WASHINGTON — Paul D. Ryan, the Republican House Speaker, blasted President Trump’s proposed steel and aluminum tariffs on Monday, saying they could lead to a damaging trade war.
“We are extremely worried about the consequences of a trade war and are urging the White House to not advance with this plan,” Mr. Ryan said in a statement. “The new tax reform law has boosted the economy and we certainly don’t want to jeopardize those gains.”
The statement was a dramatic departure for Mr. Ryan, the leader of Mr. Trump’s own party, who worked in lockstep with the president to pass a $1.5 trillion tax cut last year. While other Republican lawmakers have criticized the president’s trade action, this was Mr. Ryan’s first public comment since Mr. Trump announced last week that he would impose tariffs of 25 percent on steel and 10 percent on aluminum.

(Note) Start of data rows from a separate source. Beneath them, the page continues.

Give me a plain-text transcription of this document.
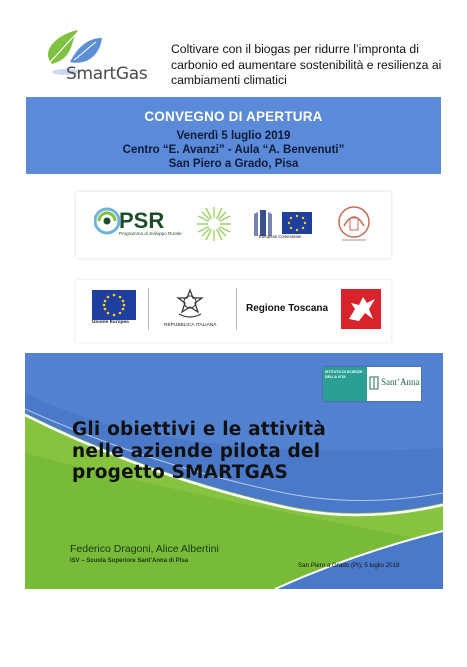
SmartGas
Coltivare con il biogas per ridurre l’impronta di carbonio ed aumentare sostenibilità e resilienza ai cambiamenti climatici
CONVEGNO DI APERTURA
Venerdì 5 luglio 2019
Centro “E. Avanzi” - Aula “A. Benvenuti”
San Piero a Grado, Pisa
PSR
Programma di Sviluppo Rurale
European Commission
Unione Europea
REPUBBLICA ITALIANA
Regione Toscana
ISTITUTO DI SCIENZE DELLA VITA
Sant’Anna
Gli obiettivi e le attività nelle aziende pilota del progetto SMARTGAS
Federico Dragoni, Alice Albertini
ISV – Scuola Superiore Sant’Anna di Pisa
San Piero a Grado (PI), 5 luglio 2019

Mr. Trump has shown no sign that he plans to retreat from the trade action and on Monday, he used the tariffs to threaten two of the United States’ closest trading partners, saying in a tweet that the tariffs would only “come off” of Canada and Mexico if a new and “fair” multilateral trade pact was signed.
The statement continued Mr. Trump’s running twitter defense of the tariffs, which he has positioned as necessary to help the United States protect itself against foreign competitors. But his administration continues to sow confusion over the breadth, scope and legality of the 25 percent tariff on steel and 10 percent tariff on aluminum that Mr. Trump announced last Thursday. The White House has said those tariffs would apply to imports from all countries with no exemptions.
Mr. Trump’s tweet came as the United States, Mexico and Canada are wrapping up the seventh round of talks over the North American Free Trade Agreement in Mexico City. Negotiators have continued to clash over provisions in the pact, including rules for auto manufacturing, and the United States has continued to insist on changes that its trading partners say are nonstarters.